Formula One News #Update
Ross Brawn, the leader of the team of engineers for the Formula One motorsport is overseeing the projected new rule package that will see F1 switch from 13 inch wheels to 18 inch wheels, a transpose that will take effect in 2021.
One F1 insider told Motorsport.com that it is now “more likely than not” that the move will be made.
In his reply to the leaked rumor, FIA race director Charlie Whiting said: “I would say so. It is part of the package that we are discussing.”
Pirelli has even demonstrated concept tyres, a change that has been in push for several years with Charles Pic running them on a Lotus at Silverstone in 2014, and Martin Brundle trying them on a GP2 test car in Monaco in 2015.
The company believes that low-profile tyres, as already seen in the WEC and Formula E, have more in common with road car technology than the current 13-inch spec, and would be better for marketing purposes.
The argument against a change has always been that it would have a major impact on suspension design, and hence add to development costs, but opinion has now swung in favour.

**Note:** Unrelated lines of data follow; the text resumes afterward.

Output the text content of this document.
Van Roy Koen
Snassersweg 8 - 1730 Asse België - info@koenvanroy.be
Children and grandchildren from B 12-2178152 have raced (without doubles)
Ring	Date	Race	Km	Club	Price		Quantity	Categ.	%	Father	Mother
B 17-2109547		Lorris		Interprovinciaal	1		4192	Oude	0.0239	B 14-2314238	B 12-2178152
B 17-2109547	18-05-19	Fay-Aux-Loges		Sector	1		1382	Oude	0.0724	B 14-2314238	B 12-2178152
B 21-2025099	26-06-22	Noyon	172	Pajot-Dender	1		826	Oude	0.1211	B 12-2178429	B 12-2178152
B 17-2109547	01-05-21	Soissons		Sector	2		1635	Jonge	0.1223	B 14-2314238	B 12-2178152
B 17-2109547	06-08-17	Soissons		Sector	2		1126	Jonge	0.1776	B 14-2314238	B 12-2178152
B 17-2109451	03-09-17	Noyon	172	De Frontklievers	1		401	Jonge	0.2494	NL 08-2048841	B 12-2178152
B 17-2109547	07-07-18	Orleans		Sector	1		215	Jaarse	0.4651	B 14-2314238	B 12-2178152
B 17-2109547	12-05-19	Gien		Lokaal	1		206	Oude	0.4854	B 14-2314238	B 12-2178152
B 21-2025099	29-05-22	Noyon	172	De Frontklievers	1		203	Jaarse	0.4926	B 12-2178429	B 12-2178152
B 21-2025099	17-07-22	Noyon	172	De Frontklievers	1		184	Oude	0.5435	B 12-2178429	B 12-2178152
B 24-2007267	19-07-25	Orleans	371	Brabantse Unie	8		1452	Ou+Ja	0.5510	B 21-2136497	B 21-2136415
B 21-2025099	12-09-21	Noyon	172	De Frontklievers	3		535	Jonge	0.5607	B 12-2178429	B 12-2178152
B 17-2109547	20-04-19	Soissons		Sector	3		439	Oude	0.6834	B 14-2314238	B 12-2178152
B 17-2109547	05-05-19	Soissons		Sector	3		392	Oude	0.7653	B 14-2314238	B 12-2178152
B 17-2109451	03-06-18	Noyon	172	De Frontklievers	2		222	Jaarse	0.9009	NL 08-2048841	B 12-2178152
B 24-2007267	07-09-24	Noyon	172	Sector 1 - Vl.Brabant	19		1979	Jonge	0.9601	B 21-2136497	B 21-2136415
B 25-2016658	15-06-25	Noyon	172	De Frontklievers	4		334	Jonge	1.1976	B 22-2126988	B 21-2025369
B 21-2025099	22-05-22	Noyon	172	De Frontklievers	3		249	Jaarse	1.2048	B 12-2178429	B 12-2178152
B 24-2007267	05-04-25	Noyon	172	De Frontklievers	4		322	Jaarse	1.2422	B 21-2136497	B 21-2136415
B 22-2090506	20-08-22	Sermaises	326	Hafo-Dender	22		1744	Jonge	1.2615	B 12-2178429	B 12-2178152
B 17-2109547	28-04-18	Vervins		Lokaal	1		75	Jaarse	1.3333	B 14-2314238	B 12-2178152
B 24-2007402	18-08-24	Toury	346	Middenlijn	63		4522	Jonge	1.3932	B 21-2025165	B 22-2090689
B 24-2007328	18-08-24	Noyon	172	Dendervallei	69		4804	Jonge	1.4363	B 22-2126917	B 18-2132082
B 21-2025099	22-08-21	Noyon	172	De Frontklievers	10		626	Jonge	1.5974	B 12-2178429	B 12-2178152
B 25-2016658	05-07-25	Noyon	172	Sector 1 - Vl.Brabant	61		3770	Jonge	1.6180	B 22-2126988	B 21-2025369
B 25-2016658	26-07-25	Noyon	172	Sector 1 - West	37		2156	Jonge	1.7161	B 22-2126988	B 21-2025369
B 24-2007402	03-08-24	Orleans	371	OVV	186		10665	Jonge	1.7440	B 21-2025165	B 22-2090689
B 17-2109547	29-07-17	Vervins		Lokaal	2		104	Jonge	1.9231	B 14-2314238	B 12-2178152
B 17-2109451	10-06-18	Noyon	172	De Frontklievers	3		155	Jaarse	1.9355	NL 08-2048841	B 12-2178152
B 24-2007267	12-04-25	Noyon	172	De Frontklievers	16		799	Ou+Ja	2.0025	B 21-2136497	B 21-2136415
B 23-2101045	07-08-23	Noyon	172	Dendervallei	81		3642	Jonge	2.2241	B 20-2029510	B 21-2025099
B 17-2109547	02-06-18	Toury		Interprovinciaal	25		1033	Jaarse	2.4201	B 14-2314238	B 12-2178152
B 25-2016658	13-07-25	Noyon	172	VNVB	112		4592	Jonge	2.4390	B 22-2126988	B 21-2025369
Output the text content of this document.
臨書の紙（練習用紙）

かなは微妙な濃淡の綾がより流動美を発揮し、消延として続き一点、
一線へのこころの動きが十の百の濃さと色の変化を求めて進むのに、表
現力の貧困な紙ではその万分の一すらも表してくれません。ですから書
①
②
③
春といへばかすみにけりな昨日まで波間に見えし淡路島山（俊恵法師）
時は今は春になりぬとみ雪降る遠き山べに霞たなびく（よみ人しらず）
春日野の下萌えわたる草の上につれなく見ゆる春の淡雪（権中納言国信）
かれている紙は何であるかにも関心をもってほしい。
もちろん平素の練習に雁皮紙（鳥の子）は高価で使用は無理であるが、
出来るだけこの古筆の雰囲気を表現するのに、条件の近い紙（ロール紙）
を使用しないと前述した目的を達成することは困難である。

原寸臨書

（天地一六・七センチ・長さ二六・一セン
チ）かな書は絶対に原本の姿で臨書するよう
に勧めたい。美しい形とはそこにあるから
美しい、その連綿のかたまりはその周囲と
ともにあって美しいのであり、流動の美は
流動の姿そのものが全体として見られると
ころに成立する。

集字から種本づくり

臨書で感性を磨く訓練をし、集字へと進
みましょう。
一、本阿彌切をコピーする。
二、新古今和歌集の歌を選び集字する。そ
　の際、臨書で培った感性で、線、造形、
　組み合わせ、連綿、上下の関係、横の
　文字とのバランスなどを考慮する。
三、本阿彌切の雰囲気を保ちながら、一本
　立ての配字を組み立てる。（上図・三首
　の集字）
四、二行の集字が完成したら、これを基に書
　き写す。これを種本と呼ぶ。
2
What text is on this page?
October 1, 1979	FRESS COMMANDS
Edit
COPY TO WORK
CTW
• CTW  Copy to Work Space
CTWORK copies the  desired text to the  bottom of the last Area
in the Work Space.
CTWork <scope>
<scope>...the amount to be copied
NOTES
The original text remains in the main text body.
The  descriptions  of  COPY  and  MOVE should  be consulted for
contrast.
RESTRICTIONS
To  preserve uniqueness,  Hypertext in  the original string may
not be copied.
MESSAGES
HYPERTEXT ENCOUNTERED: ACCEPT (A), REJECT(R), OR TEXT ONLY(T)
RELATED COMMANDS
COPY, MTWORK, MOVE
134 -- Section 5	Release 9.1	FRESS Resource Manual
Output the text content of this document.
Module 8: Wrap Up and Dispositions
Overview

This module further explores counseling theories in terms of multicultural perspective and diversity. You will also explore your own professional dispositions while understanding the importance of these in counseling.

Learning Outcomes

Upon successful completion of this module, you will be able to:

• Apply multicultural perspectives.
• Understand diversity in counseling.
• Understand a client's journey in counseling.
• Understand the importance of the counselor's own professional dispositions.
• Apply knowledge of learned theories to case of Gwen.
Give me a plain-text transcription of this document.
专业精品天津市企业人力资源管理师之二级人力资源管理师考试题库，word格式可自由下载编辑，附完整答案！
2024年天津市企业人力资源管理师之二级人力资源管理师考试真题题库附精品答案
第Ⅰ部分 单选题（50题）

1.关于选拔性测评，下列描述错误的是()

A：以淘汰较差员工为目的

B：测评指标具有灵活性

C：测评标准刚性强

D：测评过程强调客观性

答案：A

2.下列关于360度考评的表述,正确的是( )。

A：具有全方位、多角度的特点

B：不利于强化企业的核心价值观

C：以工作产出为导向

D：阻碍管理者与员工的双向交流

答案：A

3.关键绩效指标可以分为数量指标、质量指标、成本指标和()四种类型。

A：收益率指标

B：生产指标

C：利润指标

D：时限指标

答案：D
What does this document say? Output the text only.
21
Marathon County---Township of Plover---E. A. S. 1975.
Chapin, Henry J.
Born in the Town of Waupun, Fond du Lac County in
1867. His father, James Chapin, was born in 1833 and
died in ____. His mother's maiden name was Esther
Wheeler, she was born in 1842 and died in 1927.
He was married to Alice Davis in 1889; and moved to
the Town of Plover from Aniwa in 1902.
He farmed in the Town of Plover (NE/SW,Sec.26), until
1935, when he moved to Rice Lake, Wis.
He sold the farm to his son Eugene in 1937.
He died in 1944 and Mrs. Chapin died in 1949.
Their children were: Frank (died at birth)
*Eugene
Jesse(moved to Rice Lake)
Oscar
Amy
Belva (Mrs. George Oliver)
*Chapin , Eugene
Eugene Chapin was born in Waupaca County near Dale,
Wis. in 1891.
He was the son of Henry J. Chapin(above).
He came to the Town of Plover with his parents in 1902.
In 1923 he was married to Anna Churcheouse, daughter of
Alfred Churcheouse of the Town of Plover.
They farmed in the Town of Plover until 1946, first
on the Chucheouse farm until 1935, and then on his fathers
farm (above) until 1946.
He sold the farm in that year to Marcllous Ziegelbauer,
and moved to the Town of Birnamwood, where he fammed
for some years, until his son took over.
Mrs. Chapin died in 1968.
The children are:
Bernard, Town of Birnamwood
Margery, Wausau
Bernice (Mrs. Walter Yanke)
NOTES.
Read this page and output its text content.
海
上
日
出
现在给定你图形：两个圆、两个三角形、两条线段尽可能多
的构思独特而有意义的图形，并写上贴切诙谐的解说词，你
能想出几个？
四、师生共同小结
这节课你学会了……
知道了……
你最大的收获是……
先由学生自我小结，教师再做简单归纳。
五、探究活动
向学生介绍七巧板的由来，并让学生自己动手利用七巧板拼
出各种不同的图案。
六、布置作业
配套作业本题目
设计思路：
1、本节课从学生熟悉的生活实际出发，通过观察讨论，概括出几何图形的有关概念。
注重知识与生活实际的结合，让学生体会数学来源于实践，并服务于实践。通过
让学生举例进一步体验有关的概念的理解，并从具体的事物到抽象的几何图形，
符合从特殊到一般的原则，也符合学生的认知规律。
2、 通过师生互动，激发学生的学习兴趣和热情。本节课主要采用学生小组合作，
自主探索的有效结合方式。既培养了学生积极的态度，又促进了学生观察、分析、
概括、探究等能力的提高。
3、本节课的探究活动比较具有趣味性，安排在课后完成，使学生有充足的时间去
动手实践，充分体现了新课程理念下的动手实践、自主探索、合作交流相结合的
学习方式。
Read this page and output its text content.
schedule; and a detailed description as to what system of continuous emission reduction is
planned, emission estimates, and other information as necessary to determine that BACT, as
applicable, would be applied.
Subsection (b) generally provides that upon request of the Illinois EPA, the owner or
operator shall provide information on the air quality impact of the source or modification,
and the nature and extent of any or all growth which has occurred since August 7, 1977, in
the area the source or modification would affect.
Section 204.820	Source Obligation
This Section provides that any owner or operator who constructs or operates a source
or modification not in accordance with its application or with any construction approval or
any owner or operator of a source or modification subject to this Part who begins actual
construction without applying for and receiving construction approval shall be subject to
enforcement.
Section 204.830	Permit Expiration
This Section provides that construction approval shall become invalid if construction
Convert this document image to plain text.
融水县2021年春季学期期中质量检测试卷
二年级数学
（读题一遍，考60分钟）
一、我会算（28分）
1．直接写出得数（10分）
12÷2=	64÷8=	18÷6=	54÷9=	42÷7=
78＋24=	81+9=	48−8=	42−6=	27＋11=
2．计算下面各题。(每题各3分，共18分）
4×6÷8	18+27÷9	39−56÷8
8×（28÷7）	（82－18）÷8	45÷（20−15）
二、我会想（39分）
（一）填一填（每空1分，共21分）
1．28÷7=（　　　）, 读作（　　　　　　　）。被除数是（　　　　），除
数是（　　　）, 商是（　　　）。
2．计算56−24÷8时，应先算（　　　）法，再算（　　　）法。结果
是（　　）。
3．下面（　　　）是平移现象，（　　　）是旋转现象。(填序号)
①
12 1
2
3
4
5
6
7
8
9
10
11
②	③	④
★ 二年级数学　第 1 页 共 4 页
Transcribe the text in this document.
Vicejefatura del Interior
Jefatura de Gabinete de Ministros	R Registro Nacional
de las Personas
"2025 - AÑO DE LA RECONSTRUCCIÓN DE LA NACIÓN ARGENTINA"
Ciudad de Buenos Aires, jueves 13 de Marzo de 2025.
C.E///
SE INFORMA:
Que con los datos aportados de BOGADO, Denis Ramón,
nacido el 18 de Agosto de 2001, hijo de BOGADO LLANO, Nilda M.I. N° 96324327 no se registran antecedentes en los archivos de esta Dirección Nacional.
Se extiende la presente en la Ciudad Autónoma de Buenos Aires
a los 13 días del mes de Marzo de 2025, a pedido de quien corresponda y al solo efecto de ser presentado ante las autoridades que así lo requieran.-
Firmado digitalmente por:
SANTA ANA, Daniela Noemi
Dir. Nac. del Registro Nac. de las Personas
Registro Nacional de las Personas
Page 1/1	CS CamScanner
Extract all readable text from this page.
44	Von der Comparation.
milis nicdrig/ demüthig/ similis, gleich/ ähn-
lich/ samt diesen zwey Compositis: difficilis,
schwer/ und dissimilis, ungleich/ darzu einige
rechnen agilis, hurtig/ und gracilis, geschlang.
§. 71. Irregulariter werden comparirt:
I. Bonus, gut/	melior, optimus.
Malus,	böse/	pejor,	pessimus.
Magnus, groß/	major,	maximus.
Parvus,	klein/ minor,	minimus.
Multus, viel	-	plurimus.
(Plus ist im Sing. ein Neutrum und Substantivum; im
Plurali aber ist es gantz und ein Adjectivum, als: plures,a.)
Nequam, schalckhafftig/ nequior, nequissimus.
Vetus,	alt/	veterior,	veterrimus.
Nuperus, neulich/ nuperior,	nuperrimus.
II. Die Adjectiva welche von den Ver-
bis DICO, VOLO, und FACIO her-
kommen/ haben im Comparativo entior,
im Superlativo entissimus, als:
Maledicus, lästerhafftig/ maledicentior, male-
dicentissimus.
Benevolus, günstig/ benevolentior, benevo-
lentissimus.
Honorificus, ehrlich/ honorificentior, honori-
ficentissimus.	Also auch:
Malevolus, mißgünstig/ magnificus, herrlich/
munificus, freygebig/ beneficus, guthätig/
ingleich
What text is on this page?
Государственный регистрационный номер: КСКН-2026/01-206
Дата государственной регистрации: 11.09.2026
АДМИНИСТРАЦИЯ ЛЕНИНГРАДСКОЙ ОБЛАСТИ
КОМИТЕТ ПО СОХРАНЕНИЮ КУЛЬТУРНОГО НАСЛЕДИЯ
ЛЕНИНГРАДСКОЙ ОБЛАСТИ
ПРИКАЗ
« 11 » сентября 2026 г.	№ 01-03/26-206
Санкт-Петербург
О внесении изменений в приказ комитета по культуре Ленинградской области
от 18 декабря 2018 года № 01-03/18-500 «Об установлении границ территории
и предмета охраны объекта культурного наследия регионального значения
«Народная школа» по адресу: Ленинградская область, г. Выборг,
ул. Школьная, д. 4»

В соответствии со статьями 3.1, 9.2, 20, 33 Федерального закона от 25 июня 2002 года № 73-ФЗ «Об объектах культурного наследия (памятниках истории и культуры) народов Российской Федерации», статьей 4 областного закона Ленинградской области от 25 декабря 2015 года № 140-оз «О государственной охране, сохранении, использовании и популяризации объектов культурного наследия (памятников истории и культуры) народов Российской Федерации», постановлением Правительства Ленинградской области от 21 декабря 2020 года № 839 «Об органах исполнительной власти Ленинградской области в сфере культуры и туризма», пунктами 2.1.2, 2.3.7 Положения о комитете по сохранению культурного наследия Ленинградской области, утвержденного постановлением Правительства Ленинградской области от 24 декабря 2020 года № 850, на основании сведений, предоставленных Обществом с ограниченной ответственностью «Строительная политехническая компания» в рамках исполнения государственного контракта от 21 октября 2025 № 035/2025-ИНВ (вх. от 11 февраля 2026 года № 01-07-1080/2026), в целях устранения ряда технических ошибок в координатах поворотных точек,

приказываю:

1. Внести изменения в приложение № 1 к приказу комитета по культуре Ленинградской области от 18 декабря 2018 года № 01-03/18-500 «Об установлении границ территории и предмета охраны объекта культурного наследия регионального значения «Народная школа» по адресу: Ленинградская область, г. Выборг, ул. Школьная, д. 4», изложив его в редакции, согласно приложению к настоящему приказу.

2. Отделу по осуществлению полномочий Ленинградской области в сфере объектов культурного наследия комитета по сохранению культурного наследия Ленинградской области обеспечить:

Some teams have even suggested that the move should be made as early as 2020, with the current cars. However, the consensus is that it would be logical to wait for the big package of changes that will come in 2021.
Pirelli’s exclusive supply contract ends in 2019, and a move to 18 inches would be built into any future tender, which will be open to rival manufacturers.
The complication for any newcomer is that they will potentially have to develop 13-inch wheels for a single season in 2020, before the move to 18 inches.
Pirelli CEO Marco Tronchetti Provera confirmed in Monaco that the Italian company is ready to make the change.
“We are open,” he said. “Obviously they have to find the right regulation, and have the teams ready to adopt it.
“There are a number of issues of aerodynamics, of suspension and so on. When the teams are ready, we are ready.
“For us it is always technology. We are happy with 13, we are happy with 18. Tyres are more visible, the bigger they are, the better it is. But the technological challenges are different.”
The priority for Pirelli will be to organise a suitable test programme, which will require a “mule” car or cars with modified suspension.
“At the moment we haven’t discussed this in detail yet,” Pirelli F1 boss Mario Isola told Motorsport.com. “Because it’s not just the tyre regulations that are missing, but all the regulations.
“We said that we are ready to do whatever they ask, with the proper time and testing. This is our position.
“We have to make a proper plan. In the past we made different tyres, we made wider tyres, we are always trying to follow what are F1’s requirements. But we’ll need a proper car to test. It’s a similar situation to 2016, with the wider tyres.”
Isola believes that the move should wait for the new cars in 2021: “I think that 2020 is too close for such a big change. It doesn’t make a lot of sense considering that in 2021 we will have other changes, so it’s better to do it all together.”